Op 1 juni 2018 heeft Conduct haar courtagenota’s verzonden aan de notaris die de uitvoering van de koopovereenkomsten van de woning en de loods zou begeleiden. De nota met betrekking tot de loods vermeldt voor zover hier van belang het volgende:
“Courtagevergoeding verkoop [adres 2] (1,5% * € 2.200.000) € 33.000,00
BTW 21%€ 6.930,00
Totaal € 39.930,00”
2.22.
Hierop heeft [gedaagde 1 c.s.] op enig moment de notaris verzocht de courtagenota’s niet op te nemen in de eindafrekening. Toen Conduct dit vernam van de notaris hebben partijen overleg gevoerd. [gedaagde 1 c.s.] heeft te kennen gegeven dat naar zijn visie de courtagevergoeding van 1,5% van toepassing is op de verkoop van de woning en niet op de verkoop van de loods. Daarnaast stelde [gedaagde 1 c.s.] dat het hem bevreemdde dat die courtagenota rechtstreeks naar de notaris is gestuurd in plaats van naar hem.
2.23.
Ten slotte heeft de notaris de courtagenota met betrekking tot de woning alsnog betrokken in de verrekening van de koopsom, maar niet de nota voor de loods.
2.24.
Over de verschuldigdheid van courtage over de verkoop van de loods hebben partijen verder gecorrespondeerd.
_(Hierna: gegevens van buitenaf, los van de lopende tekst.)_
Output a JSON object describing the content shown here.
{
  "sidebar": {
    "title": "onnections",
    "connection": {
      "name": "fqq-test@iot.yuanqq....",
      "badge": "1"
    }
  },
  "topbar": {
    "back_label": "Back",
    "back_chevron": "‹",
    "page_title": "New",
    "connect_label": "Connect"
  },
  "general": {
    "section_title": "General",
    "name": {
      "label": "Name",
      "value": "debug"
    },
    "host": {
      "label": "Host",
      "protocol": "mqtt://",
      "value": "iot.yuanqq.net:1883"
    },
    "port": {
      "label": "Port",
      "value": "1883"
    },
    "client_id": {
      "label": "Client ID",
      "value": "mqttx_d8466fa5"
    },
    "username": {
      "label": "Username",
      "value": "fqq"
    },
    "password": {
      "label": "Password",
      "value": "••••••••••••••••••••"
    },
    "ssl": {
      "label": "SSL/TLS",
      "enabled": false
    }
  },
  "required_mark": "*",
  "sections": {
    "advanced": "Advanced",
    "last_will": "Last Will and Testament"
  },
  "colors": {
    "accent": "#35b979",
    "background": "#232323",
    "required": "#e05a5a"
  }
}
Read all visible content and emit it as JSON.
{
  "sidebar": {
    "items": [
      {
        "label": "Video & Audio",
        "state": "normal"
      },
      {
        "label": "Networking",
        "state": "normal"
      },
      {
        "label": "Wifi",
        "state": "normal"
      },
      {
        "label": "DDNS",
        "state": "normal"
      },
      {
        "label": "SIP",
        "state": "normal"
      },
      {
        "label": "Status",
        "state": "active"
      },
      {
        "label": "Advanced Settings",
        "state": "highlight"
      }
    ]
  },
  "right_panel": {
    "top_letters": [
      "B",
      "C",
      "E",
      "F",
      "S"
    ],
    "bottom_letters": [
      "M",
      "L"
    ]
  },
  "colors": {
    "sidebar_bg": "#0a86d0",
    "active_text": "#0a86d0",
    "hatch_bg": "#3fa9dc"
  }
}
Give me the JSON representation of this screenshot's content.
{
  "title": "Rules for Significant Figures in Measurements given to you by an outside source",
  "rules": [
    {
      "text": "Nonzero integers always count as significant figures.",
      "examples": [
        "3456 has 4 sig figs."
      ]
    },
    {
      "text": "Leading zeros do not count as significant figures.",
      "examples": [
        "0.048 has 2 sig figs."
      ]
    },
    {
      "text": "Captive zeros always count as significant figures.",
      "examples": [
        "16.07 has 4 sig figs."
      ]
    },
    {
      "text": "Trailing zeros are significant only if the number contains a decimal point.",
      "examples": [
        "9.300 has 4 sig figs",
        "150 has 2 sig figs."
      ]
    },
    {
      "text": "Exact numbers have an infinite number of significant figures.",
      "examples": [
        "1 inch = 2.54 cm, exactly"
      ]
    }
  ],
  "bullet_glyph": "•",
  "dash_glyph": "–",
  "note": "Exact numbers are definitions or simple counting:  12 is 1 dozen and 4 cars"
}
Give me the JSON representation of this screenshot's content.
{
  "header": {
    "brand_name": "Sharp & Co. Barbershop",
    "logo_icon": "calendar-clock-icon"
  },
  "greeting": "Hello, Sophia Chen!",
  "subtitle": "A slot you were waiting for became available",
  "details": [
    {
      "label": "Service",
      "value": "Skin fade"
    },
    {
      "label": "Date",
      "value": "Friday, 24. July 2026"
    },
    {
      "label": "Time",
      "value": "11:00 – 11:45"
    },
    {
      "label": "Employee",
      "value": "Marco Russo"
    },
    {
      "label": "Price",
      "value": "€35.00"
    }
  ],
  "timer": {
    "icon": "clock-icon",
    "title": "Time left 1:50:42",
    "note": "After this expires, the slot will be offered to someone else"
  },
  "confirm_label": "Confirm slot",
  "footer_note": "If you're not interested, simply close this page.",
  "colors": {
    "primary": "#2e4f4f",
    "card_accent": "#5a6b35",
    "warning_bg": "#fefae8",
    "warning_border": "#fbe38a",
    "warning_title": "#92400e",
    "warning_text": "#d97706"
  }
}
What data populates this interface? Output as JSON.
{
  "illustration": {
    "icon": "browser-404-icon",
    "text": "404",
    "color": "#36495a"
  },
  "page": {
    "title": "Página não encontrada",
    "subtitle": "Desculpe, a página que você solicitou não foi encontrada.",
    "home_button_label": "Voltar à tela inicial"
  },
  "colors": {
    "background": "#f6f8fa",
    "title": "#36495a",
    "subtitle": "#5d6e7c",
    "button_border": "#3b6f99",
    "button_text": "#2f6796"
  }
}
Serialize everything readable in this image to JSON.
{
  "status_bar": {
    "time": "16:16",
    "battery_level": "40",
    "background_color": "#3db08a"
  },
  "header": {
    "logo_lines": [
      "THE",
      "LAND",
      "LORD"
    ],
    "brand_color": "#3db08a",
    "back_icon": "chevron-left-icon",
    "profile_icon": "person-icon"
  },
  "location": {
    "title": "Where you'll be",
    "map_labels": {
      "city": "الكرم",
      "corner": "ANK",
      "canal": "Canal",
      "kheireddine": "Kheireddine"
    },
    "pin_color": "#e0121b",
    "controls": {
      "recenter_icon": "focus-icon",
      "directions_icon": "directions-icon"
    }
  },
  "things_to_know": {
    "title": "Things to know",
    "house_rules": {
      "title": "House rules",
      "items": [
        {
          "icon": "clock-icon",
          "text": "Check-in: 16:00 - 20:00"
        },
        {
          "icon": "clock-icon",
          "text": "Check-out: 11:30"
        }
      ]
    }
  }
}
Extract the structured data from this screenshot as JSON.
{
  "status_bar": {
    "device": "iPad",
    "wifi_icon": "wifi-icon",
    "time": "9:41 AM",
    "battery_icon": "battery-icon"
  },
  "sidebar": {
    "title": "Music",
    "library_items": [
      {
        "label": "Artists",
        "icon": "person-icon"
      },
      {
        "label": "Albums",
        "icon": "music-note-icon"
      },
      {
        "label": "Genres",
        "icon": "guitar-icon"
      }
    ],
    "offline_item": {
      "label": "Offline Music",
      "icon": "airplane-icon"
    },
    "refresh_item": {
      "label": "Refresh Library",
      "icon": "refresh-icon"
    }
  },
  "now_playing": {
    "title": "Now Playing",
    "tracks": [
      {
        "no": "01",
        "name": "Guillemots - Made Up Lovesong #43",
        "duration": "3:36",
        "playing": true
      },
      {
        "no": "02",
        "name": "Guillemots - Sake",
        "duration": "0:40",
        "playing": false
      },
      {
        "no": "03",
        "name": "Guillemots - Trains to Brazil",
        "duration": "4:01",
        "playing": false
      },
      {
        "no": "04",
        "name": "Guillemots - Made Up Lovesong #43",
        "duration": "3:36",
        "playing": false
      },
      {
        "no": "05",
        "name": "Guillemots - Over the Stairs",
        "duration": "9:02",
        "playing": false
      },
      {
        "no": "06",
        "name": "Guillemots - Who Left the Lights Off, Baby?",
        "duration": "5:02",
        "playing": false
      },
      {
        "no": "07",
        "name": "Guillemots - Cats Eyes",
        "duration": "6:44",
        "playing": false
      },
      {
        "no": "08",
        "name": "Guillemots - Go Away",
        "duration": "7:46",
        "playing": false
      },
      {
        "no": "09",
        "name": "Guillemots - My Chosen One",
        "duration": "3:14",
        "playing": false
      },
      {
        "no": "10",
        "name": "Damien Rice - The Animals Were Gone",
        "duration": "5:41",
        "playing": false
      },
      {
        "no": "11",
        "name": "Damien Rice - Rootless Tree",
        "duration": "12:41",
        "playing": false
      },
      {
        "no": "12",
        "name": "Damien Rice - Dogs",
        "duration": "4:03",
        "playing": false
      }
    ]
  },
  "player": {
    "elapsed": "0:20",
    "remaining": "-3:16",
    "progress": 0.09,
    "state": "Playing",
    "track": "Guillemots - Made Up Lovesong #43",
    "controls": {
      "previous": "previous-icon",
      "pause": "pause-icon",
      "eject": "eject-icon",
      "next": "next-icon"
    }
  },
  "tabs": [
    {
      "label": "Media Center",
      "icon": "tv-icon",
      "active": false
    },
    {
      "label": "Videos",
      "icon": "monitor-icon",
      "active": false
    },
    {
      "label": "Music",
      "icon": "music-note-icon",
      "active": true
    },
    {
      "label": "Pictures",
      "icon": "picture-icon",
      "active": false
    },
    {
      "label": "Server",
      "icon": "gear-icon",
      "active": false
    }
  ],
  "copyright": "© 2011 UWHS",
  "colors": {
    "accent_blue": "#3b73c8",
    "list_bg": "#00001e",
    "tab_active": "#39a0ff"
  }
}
Bij e-mail van 28 juni 2018 heeft [gedaagde 1] onder meer het volgende aan Conduct geschreven:

dat ik courtage moet betalen over het zakelijke deel vind ik normaal, maar dan wel voor en marktconform tarief. Ik zie je voorstel tegemoet.
2.25.
Bij e-mail van 2 juli 2018 heeft Conduct voor zover hier van belang het volgende aan [gedaagde 1 c.s.] meegedeeld:
“Het notarieel transport is nu als het goed is afgerond en jullie hebben hopelijk een mooie dag hierdoor.
Zonder nu al te veel op de door jou gemaakte verwijten in te gaan wil ik aan je kwijt dat [Y] en ik ons uiterste beste hebben gedaan dit alles te realiseren, volledig in het vertrouwen dat dit dan ook respectvol en wederkerig zou zijn.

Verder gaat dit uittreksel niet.